What do you want to accomplish with your writing?

What types of books do you prefer, and why?

2 thoughts on “Why I Write

  1. Melville is one of my favorite authors- I like Bartleby the Scrivener and Billy Bud they are much shorter stories of his. The reason I love Melville is that he is very inventive with his language and extremely funny. Things do go over my head and I’m not always up for that level of concentration. I also like classic mysteries like Agatha Christie, she is also very clever and a master of creating mood.
    But for me it’s important that a story not just exist to manipulate my emotions this way and that. What I consider to be the Downton Abbey School of shock and awe makes me feel emotionally toyed with.
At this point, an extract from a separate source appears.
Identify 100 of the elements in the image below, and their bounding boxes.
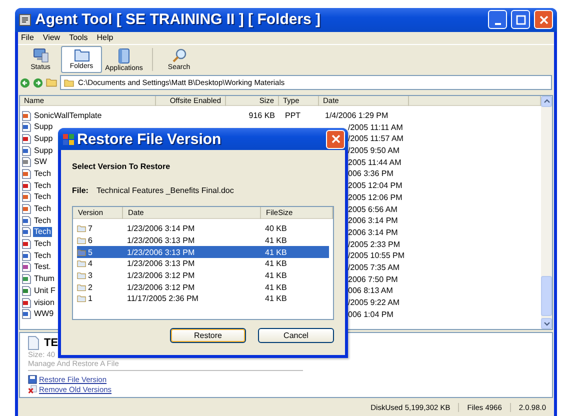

In contrast, Melville can give really good character depth in a way that most authors don’t bother with. I guess I’m saying that some authors rip emotions out of you and others offer insights into emotions. The former are takers and the latter are givers and I prefer the latter.

    Liked by 1 person

    1. I am certainly going to have to give the titles you named a try! I am just smart enough to grasp that there’s some intense wit going on in the novel, but apparently not so smart it doesn’t go whizzing right over my head. I like how you phrased that –that sometimes we don’t want to have to concentrate that hard to enjoy a book. I think that’s how these “simpler” novels have become so popular. People don’t have a ton of free time these days to ponder complicated novels! 🙂

      As a Downton Abbey fanatic, I do have to agree with you that too much emotion can be just as, if not more exhausting in books and shows. It’s imperative to strike a balance to keep readers interested without wearing them out. I sure hope, as a writer, I am a “giver.”

      Thank you for your insightful comment!